You are browsing a read-only backup copy of Wikitech. The primary site can be found at wikitech.wikimedia.org
Incident documentation/2019-10-16 network eqsin
document status: final
An Equinix Singapore IXP peer flapped heavily, which overwhelmed the routing daemon on cr1-eqsin and caused all its BGP and OSPF sessions to flap or go down.
In addition to the external connectivity issues, as the primary transport link to codfw is on cr1, it caused the local caches to not be able to reach their peers in the main datacenters and serve 500 errors instead.
Estimated ~170k errors surfaced to users of eqsin PoP.
The following automated alerts got triggered:
- Varnish traffic drop between 30min ago and now at eqsin
- HTTP availability for Nginx -SSL terminators- at eqsin
- HTTP availability for Varnish at eqsin
- BFD status on cr1-codfw
- LVS HTTPS text-lb.eqsin.wikimedia.org - PAGE
This quickly pointed to an network issue in eqsin.

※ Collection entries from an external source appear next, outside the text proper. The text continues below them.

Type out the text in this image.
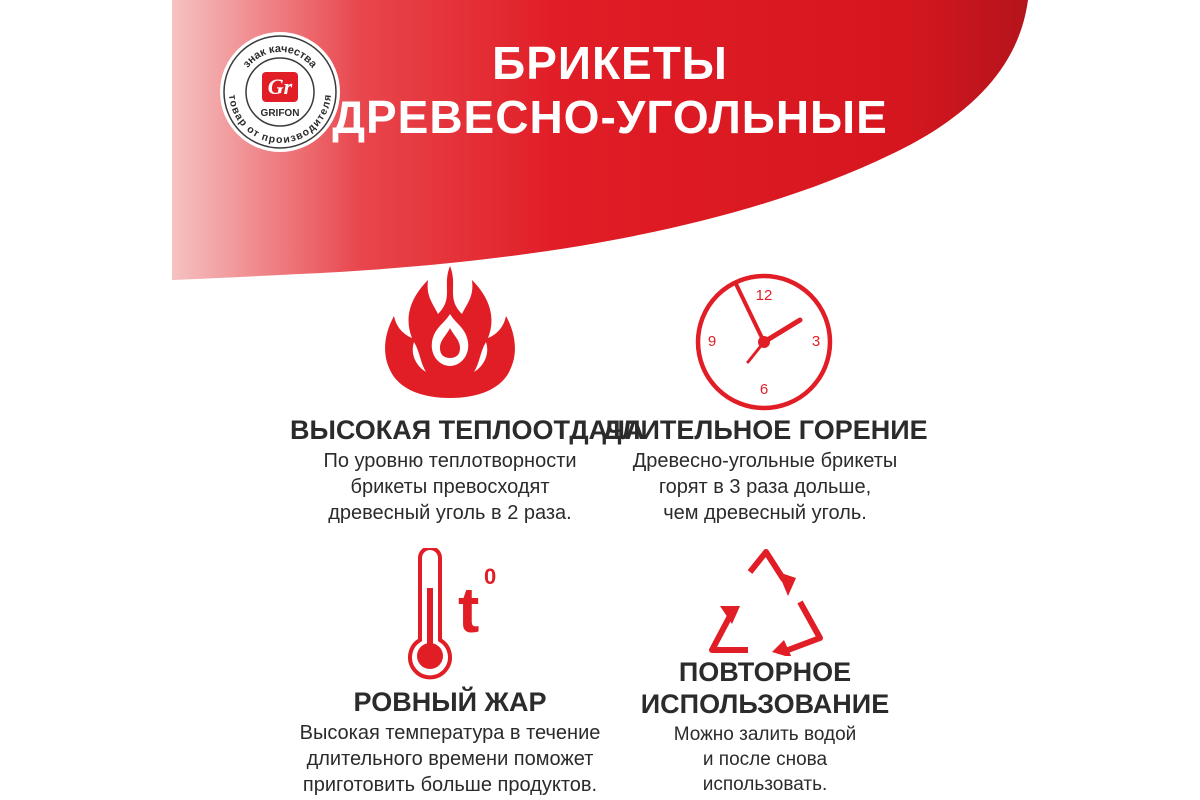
знак качества
товар от производителя
Gr
GRIFON
БРИКЕТЫ
ДРЕВЕСНО-УГОЛЬНЫЕ
12
3
6
9
t 0
ВЫСОКАЯ ТЕПЛООТДАЧА
По уровню теплотворности
брикеты превосходят
древесный уголь в 2 раза.
ДЛИТЕЛЬНОЕ ГОРЕНИЕ
Древесно-угольные брикеты
горят в 3 раза дольше,
чем древесный уголь.
РОВНЫЙ ЖАР
Высокая температура в течение
длительного времени поможет
приготовить больше продуктов.
ПОВТОРНОЕ
ИСПОЛЬЗОВАНИЕ
Можно залить водой
и после снова
использовать.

Was the alert volume manageable? yes
Did they point to the problem with as much accuracy as possible? yes
All times in UTC.
- 17:15 SSL terminator alerts in eqsin fire, non-paging -- OUTAGE BEGINS
- 17:28 First page fires -- LVS HTTPS text-lb.eqsin.wikimedia.org
- 17:29 eqsin depooled
- 17:29 Recovery on its own -- OUTAGE ENDS
What went well?
- The issue was quickly identified
- The issue recovered on its own
What went poorly?
- A router's routing daemon should not behave that way but that router's model is known to be weak
- The logs didn't have any information on why OSPF and BGP were behaving that way.
Where did we get lucky?
- Several SREs were around when the issue started
How many people were involved in the remediation?
- 6 SREs
Links to relevant documentation
Depooling the site: DNS#Change GeoDNS
NOTE: Please add the #wikimedia-incident Phabricator project to these follow-up tasks and move them to the "follow-up/actionable" column.
- T236878 Improve resiliency of the eqsin transport link by either:
- Terminating it on cr2-eqsin
- Adding a 2nd link
- Configuring link damping
- Replace cr1-eqsin with a better router (next FY)